There are many great options available if you want to adopt a dog from an animal shelter or breed rescue organization. Here is how to get started.
1. Use the Web
Sites like Petfinder.com and Adopt-a-Pet.com can have you searching for a Brussels Griffon in your area in no time flat. The site allows you to be very specific in your requests (housetraining status, for example) or very general (all the Brussels Griffons available on Petfinder across the country). AnimalShelter.org can help you find animal rescue groups in your area. Also some local newspapers have “pets looking for homes” sections you can review.

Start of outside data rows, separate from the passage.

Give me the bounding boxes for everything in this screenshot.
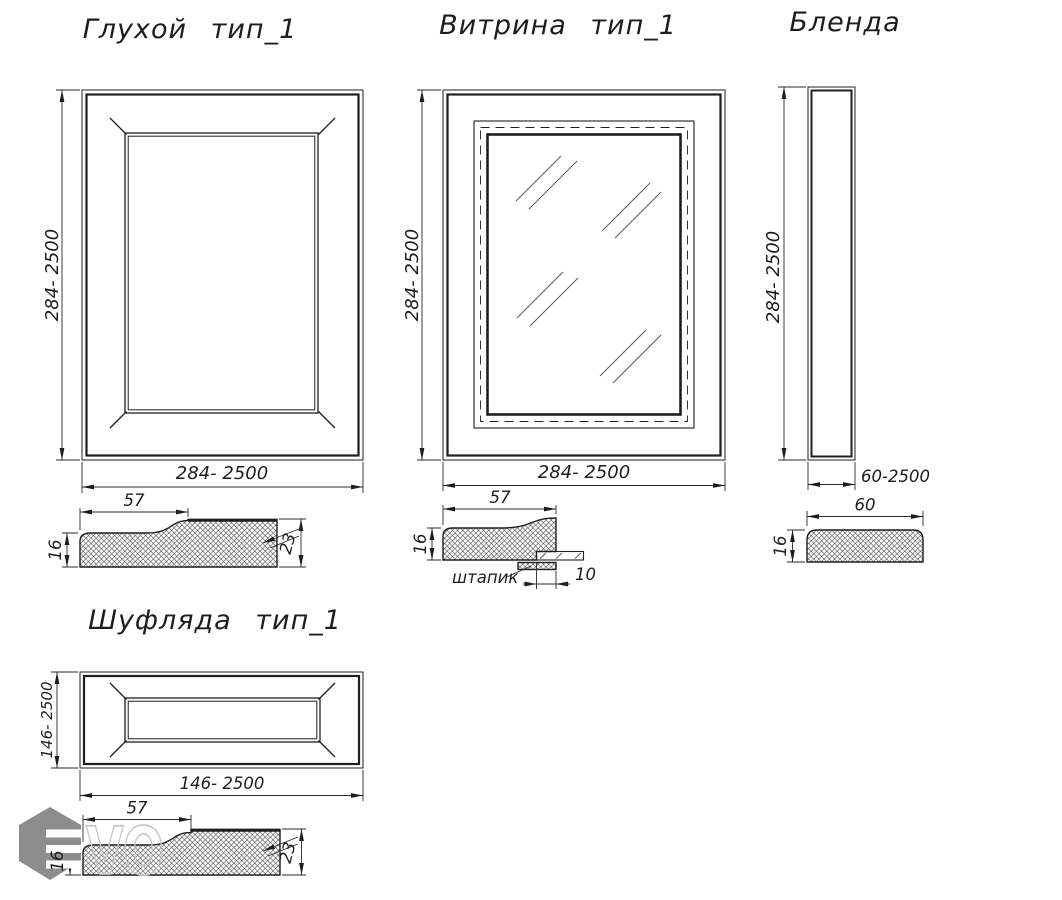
solid-door-profile: 57 16 23 xyxy=(46,491,306,567)
drawer-width-dim: 146- 2500 xyxy=(180,774,265,793)
blenda-profile: 60 16 xyxy=(771,496,923,563)
blenda-front-view xyxy=(808,87,855,460)
solid-door-profile-left-height-dim: 16 xyxy=(46,540,65,561)
blenda-profile-width-dim: 60 xyxy=(855,496,876,515)
vitrina-section: Витрина тип_1 284- 2500 284- 2500 xyxy=(402,10,725,589)
blenda-profile-cross-section xyxy=(807,530,923,562)
solid-door-outer-edge xyxy=(82,90,363,460)
solid-door-section: Глухой тип_1 284- 2500 284- 2500 57 16 xyxy=(42,14,363,567)
solid-door-width-dim: 284- 2500 xyxy=(176,463,268,484)
glass-reflection-lines xyxy=(516,156,661,383)
drawer-panel-outer xyxy=(125,698,320,742)
drawer-mitre-marks xyxy=(110,683,335,757)
drawer-profile-left-height-dim: 16 xyxy=(48,851,67,872)
evo-logo: VO xyxy=(19,807,164,890)
solid-door-panel-inner xyxy=(128,136,315,410)
solid-door-profile-cross-section xyxy=(80,519,277,567)
drawer-dimensions: 146- 2500 146- 2500 xyxy=(38,672,363,801)
drawer-profile-right-height-dim: 23 xyxy=(276,840,300,865)
blenda-face-edge xyxy=(812,91,852,457)
blenda-section: Бленда 284- 2500 60-2500 60 16 xyxy=(763,7,930,562)
glazing-bead-section xyxy=(518,563,556,570)
vitrina-glass-frame xyxy=(488,135,681,415)
blenda-width-dim: 60-2500 xyxy=(861,467,930,486)
solid-door-height-dim: 284- 2500 xyxy=(42,229,63,321)
logo-text: VO xyxy=(86,813,164,890)
solid-door-profile-width-dim: 57 xyxy=(124,491,145,510)
vitrina-profile-width-dim: 57 xyxy=(490,488,511,507)
vitrina-height-dim: 284- 2500 xyxy=(402,229,423,321)
drawer-panel-inner xyxy=(128,701,317,739)
drawer-title: Шуфляда тип_1 xyxy=(88,605,342,636)
vitrina-title: Витрина тип_1 xyxy=(439,10,677,41)
blenda-dimensions: 284- 2500 60-2500 xyxy=(763,87,930,490)
vitrina-width-dim: 284- 2500 xyxy=(538,462,630,483)
blenda-height-dim: 284- 2500 xyxy=(763,231,784,323)
glass-pane-section xyxy=(537,552,584,561)
vitrina-dimensions: 284- 2500 284- 2500 xyxy=(402,90,725,491)
vitrina-opening-edge xyxy=(474,121,694,428)
blenda-title: Бленда xyxy=(789,7,900,38)
solid-door-title: Глухой тип_1 xyxy=(83,14,298,45)
drawer-front-view xyxy=(80,672,363,768)
vitrina-rebate-hidden-line xyxy=(481,128,688,422)
blenda-outer-edge xyxy=(808,87,855,460)
solid-door-mitre-marks xyxy=(110,118,335,428)
technical-drawing-canvas: Глухой тип_1 284- 2500 284- 2500 57 16 xyxy=(0,0,1062,900)
glazing-bead-width-dim: 10 xyxy=(575,565,596,584)
blenda-profile-left-height-dim: 16 xyxy=(771,536,790,557)
drawer-height-dim: 146- 2500 xyxy=(38,682,56,759)
vitrina-profile-cross-section xyxy=(443,518,556,560)
vitrina-profile-left-height-dim: 16 xyxy=(411,534,430,555)
glazing-bead-label: штапик xyxy=(452,568,518,587)
solid-door-front-view xyxy=(82,90,363,460)
solid-door-panel-outer xyxy=(125,133,318,413)
vitrina-profile: 57 16 штапик 10 xyxy=(411,488,596,589)
solid-door-profile-right-height-dim: 23 xyxy=(276,531,300,556)
vitrina-outer-edge xyxy=(443,90,725,460)
vitrina-front-view xyxy=(443,90,725,460)
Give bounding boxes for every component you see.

Social media is another great way to find a dog. Post on your Facebook page that you are looking for a specific breed so that your entire community can be your eyes and ears.
2. Reach Out to Local Experts
Start talking with all the pet pros in your area about your desire for a Brussels Griffon. That includes vets, dog walkers, and groomers. When someone has to make the tough decision to give up a dog, that person will often ask her own trusted network for recommendations.
3. Talk to Breed Rescue
Networking can help you find a dog that may be the perfect companion for your family. Most people who love Brussels Griffons love all Brussels Griffons. That’s why breed clubs have rescue organizations devoted to taking care of homeless dogs. The American Brussels Griffon Club’s rescue network can help you find a dog that may be the perfect companion for your family. You can also search online for other Brussels Griffon rescues in your area.
The great thing about breed rescue groups is that they tend to be very upfront about any health conditions the dogs may have and are a valuable resource for advice. They also often offer fostering opportunities so, with training, you could bring a Brussels Griffon home with you to see what the experience is like.
4. Key Questions to Ask
You now know the things to discuss with a breeder, but there are also questions you should discuss with shelter or rescue group staff or volunteers before you bring home a pup. These include:
What is his energy level?
How is he around other animals?
How does he respond to shelter workers, visitors and children?
What is his personality like?
What is his age?
Is he housetrained?
Has he ever bitten or hurt anyone that they know of?
Are there any known health issues?
Wherever you acquire your Griffon, make sure you have a good contract with the seller, shelter or rescue group that spells out responsibilities on both sides. Petfinder offers an Adopters Bill of Rights that helps you understand what you can consider normal and appropriate when you get a dog from a shelter. In states with “puppy lemon laws,” be sure you and the person you get the dog from both understand your rights and recourses.
Puppy or adult, take your Griffon to your veterinarian soon after adoption. Your veterinarian will be able to spot problems, and will work with you to set up a preventive regimen that will help you avoid many health issues.